President Trump, in a statement, blamed the attack on America’s “lax immigration system, which allows far too many dangerous, and inadequately vetted people to access our country.”

Between 2005 and 2015 the U.S. permanently resettled roughly 9.3 million new immigrants on the basis of family ties.

So what exactly is “chain migration?”

Based on an article from NumbersUSA:

Chain Migration starts with a foreign citizen chosen by our government to be admitted on the basis of what he/she is supposed to offer in our national interest. The original immigrant is allowed to bring in his/her immediate family consisting of a spouse and any minor children.

After that, the chain begins.

Once the original immigrant and his/her spouse becomes a U.S. citizen, they can petition for their parents, adult sons/daughters and their spouses and children, and their adult siblings, and so on, and so on. One legal immigrant can turn into dozens of relatives.
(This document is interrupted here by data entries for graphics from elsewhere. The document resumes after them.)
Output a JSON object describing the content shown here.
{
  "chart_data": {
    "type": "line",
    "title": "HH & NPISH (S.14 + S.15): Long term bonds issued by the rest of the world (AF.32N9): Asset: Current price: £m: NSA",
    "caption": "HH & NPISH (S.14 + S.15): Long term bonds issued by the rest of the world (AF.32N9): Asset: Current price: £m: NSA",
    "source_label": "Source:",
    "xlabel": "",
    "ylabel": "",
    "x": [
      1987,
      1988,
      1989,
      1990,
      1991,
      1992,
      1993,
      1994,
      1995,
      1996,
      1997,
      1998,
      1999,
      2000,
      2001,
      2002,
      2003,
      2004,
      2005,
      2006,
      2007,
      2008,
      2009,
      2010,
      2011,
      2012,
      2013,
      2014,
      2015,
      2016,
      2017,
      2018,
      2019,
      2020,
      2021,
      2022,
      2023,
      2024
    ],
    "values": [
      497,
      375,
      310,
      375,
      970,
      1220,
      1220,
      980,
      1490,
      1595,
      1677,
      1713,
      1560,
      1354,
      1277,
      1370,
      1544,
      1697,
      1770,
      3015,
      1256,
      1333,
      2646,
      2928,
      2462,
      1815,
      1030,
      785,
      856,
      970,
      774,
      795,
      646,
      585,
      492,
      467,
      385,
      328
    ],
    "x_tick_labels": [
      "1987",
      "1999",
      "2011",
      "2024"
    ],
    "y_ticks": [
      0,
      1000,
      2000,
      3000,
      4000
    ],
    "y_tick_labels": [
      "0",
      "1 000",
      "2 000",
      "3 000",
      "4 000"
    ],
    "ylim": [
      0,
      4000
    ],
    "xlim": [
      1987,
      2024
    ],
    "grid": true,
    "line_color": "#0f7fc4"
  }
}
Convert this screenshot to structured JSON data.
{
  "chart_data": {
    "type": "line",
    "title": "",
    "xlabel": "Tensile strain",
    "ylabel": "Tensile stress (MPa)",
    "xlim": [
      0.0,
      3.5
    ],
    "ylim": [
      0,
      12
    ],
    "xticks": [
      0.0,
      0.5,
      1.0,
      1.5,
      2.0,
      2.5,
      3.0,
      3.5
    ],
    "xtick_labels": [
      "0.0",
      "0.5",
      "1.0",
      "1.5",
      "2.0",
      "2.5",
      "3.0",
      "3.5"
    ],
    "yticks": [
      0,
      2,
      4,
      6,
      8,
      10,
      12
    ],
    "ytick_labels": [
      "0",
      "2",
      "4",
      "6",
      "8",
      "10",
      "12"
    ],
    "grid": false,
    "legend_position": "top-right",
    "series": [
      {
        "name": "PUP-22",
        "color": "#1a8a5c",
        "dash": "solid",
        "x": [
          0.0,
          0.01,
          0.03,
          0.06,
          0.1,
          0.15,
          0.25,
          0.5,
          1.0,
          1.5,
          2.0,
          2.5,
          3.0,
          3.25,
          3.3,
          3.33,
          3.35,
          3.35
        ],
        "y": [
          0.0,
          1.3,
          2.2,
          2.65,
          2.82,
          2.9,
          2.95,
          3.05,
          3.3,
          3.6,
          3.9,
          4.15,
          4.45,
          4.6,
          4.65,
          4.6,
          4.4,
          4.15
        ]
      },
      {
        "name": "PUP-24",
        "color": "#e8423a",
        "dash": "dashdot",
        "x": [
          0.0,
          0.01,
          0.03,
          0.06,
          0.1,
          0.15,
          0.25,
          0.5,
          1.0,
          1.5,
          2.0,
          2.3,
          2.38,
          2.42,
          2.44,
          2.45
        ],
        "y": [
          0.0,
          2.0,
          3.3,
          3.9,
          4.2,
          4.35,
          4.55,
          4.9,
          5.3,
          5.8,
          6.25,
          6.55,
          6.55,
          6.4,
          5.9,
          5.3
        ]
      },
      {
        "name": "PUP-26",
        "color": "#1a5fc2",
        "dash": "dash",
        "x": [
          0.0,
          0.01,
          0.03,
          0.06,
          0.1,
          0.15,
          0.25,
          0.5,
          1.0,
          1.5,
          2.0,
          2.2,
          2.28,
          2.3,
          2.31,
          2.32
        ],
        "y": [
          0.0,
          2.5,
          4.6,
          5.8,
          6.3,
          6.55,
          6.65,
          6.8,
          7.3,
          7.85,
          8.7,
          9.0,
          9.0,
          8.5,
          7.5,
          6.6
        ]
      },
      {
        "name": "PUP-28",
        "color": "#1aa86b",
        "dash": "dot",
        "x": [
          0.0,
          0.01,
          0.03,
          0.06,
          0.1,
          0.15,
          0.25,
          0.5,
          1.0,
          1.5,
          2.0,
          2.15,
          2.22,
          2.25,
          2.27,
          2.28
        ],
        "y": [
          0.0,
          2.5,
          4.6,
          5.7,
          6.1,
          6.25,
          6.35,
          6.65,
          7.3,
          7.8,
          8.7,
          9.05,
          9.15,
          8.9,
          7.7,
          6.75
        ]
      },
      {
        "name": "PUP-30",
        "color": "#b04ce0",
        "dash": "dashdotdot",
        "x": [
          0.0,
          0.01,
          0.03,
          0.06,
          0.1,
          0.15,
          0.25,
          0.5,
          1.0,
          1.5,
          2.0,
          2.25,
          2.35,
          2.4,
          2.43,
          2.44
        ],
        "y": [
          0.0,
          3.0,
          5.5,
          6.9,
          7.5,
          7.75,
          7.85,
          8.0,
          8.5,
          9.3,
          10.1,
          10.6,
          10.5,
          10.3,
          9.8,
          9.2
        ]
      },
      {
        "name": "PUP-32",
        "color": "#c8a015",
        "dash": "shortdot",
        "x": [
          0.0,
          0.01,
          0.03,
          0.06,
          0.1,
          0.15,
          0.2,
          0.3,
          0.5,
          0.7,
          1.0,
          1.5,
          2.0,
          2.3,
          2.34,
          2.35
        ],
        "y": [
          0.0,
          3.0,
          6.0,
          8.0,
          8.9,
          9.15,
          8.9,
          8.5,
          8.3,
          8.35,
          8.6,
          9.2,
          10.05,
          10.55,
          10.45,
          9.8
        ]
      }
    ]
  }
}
Who thought this was a good idea to begin with?

Of course, there are many different people expressing varying opinions about this problem now.

I agree with President Trump that chain migration should be limited to the immediate family (spouse and dependent children).

But what do we do if some of the millions of chain migrators already here choose to commit acts of terror on the rest of us?

I personally like an idea I heard from Greg Gutfeld, while watching “The Five” on the Fox News Channel. He suggested that if a person comes into the U.S. on a migration chain, and chooses to commit an act of terror, that person risks the deportation of the entire migration chain that they were a part of.

Now this I could see as being a real deterrent.